We finally bought a house for $3,500 on 165th Street in Hammond Indiana. This was years before 165th Street was busy, and it was known as the Wagon Road to Chicago. When we moved there, it was like the last street in town. I felt so far out. Later Hammond built up and then Munster and Dyer, Schererville, etc.

Our house on 165th Street in Hammond was paid for in 1946 and in the same year we had our first all new car. Eddie used to tell people, “Wipe your feet, wipe your feet”, when they came into our house. When we got a refrigerator, Dick was able to talk and he said, “Eddie, don’t breathe in the ice box”. We still called it an ice box. I asked Tom once what his teacher was like, and he said she’s gray, but not feeble. Dick and Charles Edwin always had paper routes and store jobs as they grew up.

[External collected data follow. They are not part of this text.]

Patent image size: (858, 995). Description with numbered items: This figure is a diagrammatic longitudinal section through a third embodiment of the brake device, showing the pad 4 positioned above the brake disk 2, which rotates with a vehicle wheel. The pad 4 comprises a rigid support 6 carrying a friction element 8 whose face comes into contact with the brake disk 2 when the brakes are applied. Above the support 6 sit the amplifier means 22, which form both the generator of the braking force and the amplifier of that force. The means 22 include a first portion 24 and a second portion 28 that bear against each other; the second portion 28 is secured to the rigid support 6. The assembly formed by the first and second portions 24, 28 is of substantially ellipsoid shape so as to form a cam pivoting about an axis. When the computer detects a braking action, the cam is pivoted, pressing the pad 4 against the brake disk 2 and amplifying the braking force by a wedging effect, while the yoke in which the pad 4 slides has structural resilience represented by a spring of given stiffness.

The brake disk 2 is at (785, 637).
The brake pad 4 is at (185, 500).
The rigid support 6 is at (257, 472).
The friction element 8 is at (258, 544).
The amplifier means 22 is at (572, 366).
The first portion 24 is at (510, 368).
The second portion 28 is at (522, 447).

According to History Time Line, I was born in the period called Europe the Overlord. I was born in July 3, 1912. That’s before the Modern World Era, Henry Ford began assembly of cheap motor cars in 1909. People used to call a ford a “Tin Lizzie”. The Modern World began in 1914. The outbreak of World War I began in 1914. I remember soldiers in the war. New inventions like the airplane, radio, and cars rapidly developed.

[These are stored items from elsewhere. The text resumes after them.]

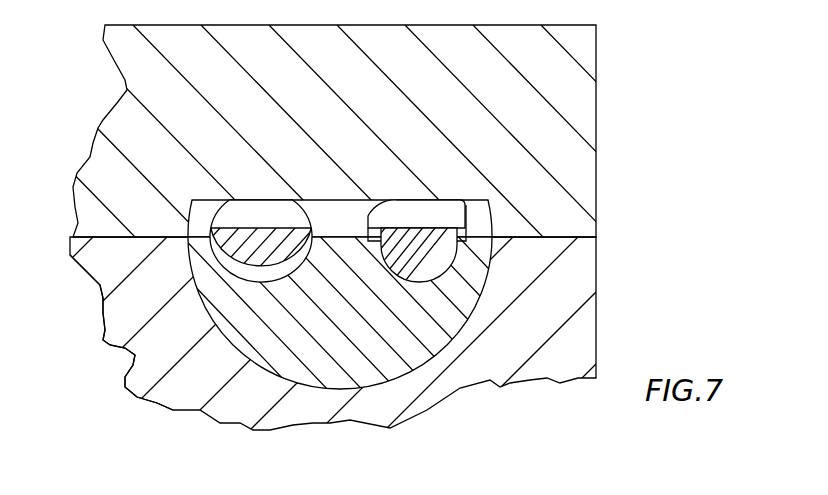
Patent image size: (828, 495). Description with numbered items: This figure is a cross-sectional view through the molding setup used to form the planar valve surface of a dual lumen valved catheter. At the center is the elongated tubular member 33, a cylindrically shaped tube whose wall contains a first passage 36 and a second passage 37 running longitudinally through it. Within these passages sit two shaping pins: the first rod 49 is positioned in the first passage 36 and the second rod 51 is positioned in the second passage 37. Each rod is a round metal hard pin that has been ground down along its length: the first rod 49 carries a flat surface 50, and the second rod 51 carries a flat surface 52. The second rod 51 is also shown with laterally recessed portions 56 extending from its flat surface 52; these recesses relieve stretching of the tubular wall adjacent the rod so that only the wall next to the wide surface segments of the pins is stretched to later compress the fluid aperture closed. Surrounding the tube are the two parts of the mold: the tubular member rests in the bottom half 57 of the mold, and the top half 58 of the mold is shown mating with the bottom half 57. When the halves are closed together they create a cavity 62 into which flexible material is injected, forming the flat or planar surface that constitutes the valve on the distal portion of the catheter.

The elongated tubular member 33 is at (477, 287).
The first passage 36 is at (132, 390).
The second passage 37 is at (410, 278).
The first rod 49 is at (233, 273).
The flat surface 50 is at (247, 200).
The second rod 51 is at (430, 282).
The flat surface 52 is at (408, 226).
The laterally recessed portion 56 is at (466, 226).
The bottom half of the mold 57 is at (598, 342).
The top half of the mold 58 is at (596, 52).
The cavity 62 is at (335, 200).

I went to the Holy Land. I first went to Charles Edwin’s in Delaware. Then we left Baltimore airport. We flew across the ocean and in the morning I could see lights turning on in England as we passed over. We did stop at Frankfurt, Germany for fuel. Then we flew to Cyprus and got on a ship on the Mediterranean Sea. The ship sailed at night while we slept. Some got very sick but I didn’t. Every morning we got up and had breakfast and they gave us a bag lunch to board a bus all day. The bus rode us to different countries, then we went back to the ship at night. I saw the River Jordan, Dead Sea, and the Sea of Galilee. One night we didn’t get to the ship to sleep.

I slept in a hotel in Jerusalem. After the trip ended, we got the plane at Cyprus and flew to Lisbon, Portugal for fuel and back across the ocean to Baltimore, The church people came in a big car and took us back to Delaware. Later I flew back to Chicago from Ed’s house in Delaware. The Mediterranean is very rough and one night dishes were sliding off the table and we were told to go back to our rooms. There was a dance floor on ship. I danced with Ed and a Professor from another state. He was very young. It was fun. I was 60 at least then.

Berenice Lasbury died May 31, 1989 following a heart attack and several days in the hospital. Her ashes were spread in Lake Michigan off the north Hammond shore.


Edwin C. Lasbury, my husband was born August 24, 1910 in Alton, Illinois. He died April 9, 1969 in Hammond, Indiana and is buried at Elmnwood Cemetery in Hammond. He died of a massive heart attack. Edwin C. Lasbury worked for Standard Oil for many years, then became a State Farm Agent in 1954 while he was still working at Standard Oil. He was one of nine children.